I'm in the process of figuring out how to heat our 875sf fixer-upper cabin in the southern California mountains (winters not too bad - lows usu in the low 30s/highs in the low50s). It's an open floor plan with the bedroom about 25 feet from where the stove will go, so we want quiet operation, and ideally thermostat controlled. Although we're on propane only, we have decided it will be worth the extra cost to operate a propane fire to have the instant gratification of flicking a switch for ambiance, along with less mess/maintenance compared with pellets or wood. 

However, now I've completely fallen for the Malm Spin-a-Fire or Carousel fireplaces, and I'm not even sure if these are legitimate, house-warming, efficient solutions. There is little information in the way of reviews or efficiency ratings, so I'm hoping someone on this forum may have opinions and thoughts. I'd like to call Malm directly and ask some questions to help this assessment, but at this point I'm not even sure what to ask, or what information I'm missing. Here are the features listed on the webpage: 


BTU Input Natural Gas 63,000  / Propane 55,000

Wall Clearance 6"

Requires Class A All-Fuel Chimney

Adjustable Flame Height

Remote Control Included

Thermostat Control Optional

Piezo Ignitor

Millivolt pilot system does not require power

Includes pipe to 8' ceiling height

Ceramic fiber logs with glowing embers

12 & 16 Gauge Steel Construction

Ceramic Glass provides 360 view of fire

Can be placed directly on carpet or wood floors

Limited 5 Year Warranty

Are there red flags I'm missing based on this features list? (Aside from no stated efficiency rating)
If we got one of these, would we still need to get another source of heat, i.e. propane furnace or electric baseboard/wall heat? 

Thanks in advance for your thoughts.


----------



## Warrigal (Jul 11, 2018)

OK, for the benefit of posterity, I'll report back on my findings after some conversations with a few Malm dealers, along with the Malm manufacturing facility. Information is scant. 
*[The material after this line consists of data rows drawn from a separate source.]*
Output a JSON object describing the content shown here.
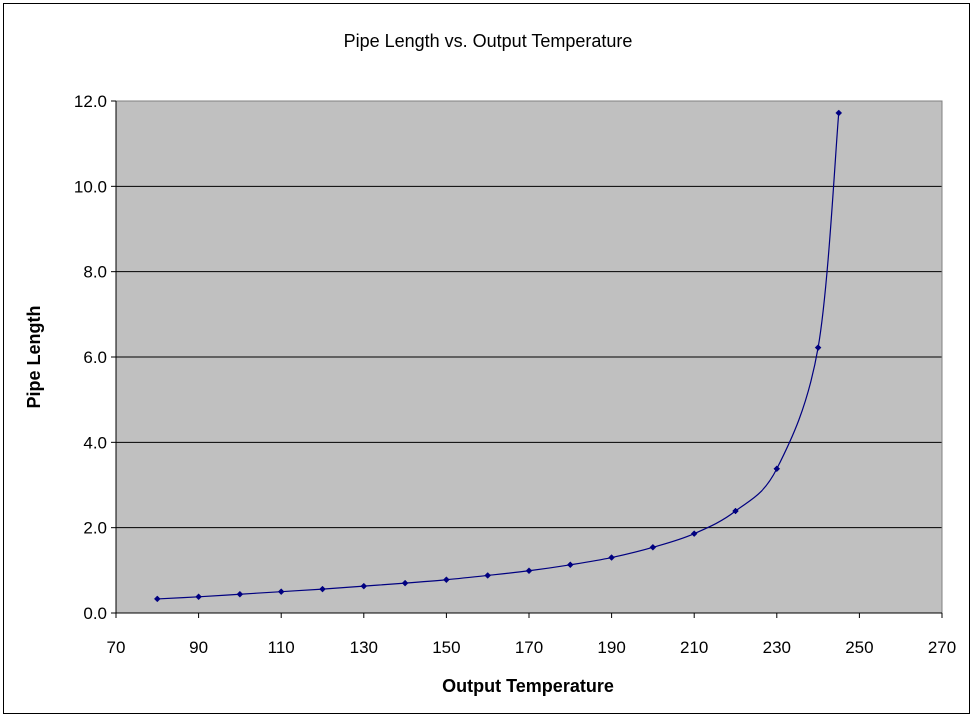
{
  "chart_data": {
    "type": "line",
    "title": "Pipe Length vs. Output Temperature",
    "xlabel": "Output Temperature",
    "ylabel": "Pipe Length",
    "xlim": [
      70,
      270
    ],
    "ylim": [
      0,
      12
    ],
    "x_ticks": [
      70,
      90,
      110,
      130,
      150,
      170,
      190,
      210,
      230,
      250,
      270
    ],
    "y_ticks": [
      "0.0",
      "2.0",
      "4.0",
      "6.0",
      "8.0",
      "10.0",
      "12.0"
    ],
    "grid": "horizontal",
    "plot_background": "#c0c0c0",
    "series": [
      {
        "color": "#000080",
        "x": [
          80,
          90,
          100,
          110,
          120,
          130,
          140,
          150,
          160,
          170,
          180,
          190,
          200,
          210,
          220,
          230,
          240,
          245
        ],
        "y": [
          0.33,
          0.38,
          0.44,
          0.5,
          0.56,
          0.63,
          0.7,
          0.78,
          0.88,
          0.99,
          1.13,
          1.3,
          1.54,
          1.86,
          2.39,
          3.38,
          6.22,
          11.72
        ]
      }
    ]
  }
}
The Spin-a-Fire is considered a decorative fireplace, not a heater. While the wood burning unit is reportedly efficient for a wood fireplace (est. 40% but I don't see this in writing anywhere), the gas version is estimated to be more like 25% efficiency. At 55,000 BTUs input for propane, my estimate is that it would output 11,000BTU. (I noticed that the Zircon model has an Energuide rating in the 60s, though, which seems comparable with some of the Jotul stoves - though lower BTU output). 

 It is not meant to be a primary source of heat, so I will be on the hunt for a very efficient propane wall furnace - perhaps one of the Rinnai models, although I find it very difficult to distinguish among them based on Rinnai's page. We will look at the Malm as a piece of art, and any heat it might generate as a bonus. But the propane furnace will be good for keeping the pipes from freezing when we're not there, and providing a quiet (and dark) operation when we are sleeping 25 feet away (since our house is very small and largely open). I'd love to hear suggestions for an efficient, primary wall furnace for an 875 sf cabin, decently insulated.


----------



## Trouthead (Jul 19, 2018)

Installed the largest Rinnai natural gas wall heater in a Wyoming house of approx 1000 sq. ft. at 5400 ft elevation.  Renters love it.  It is very quiet, and puts out heat instantly. You might not need the biggest size, but It will make it warm faster.  Install was pretty easy, as my plumber did it.  I posted about it in an earlier post.


----------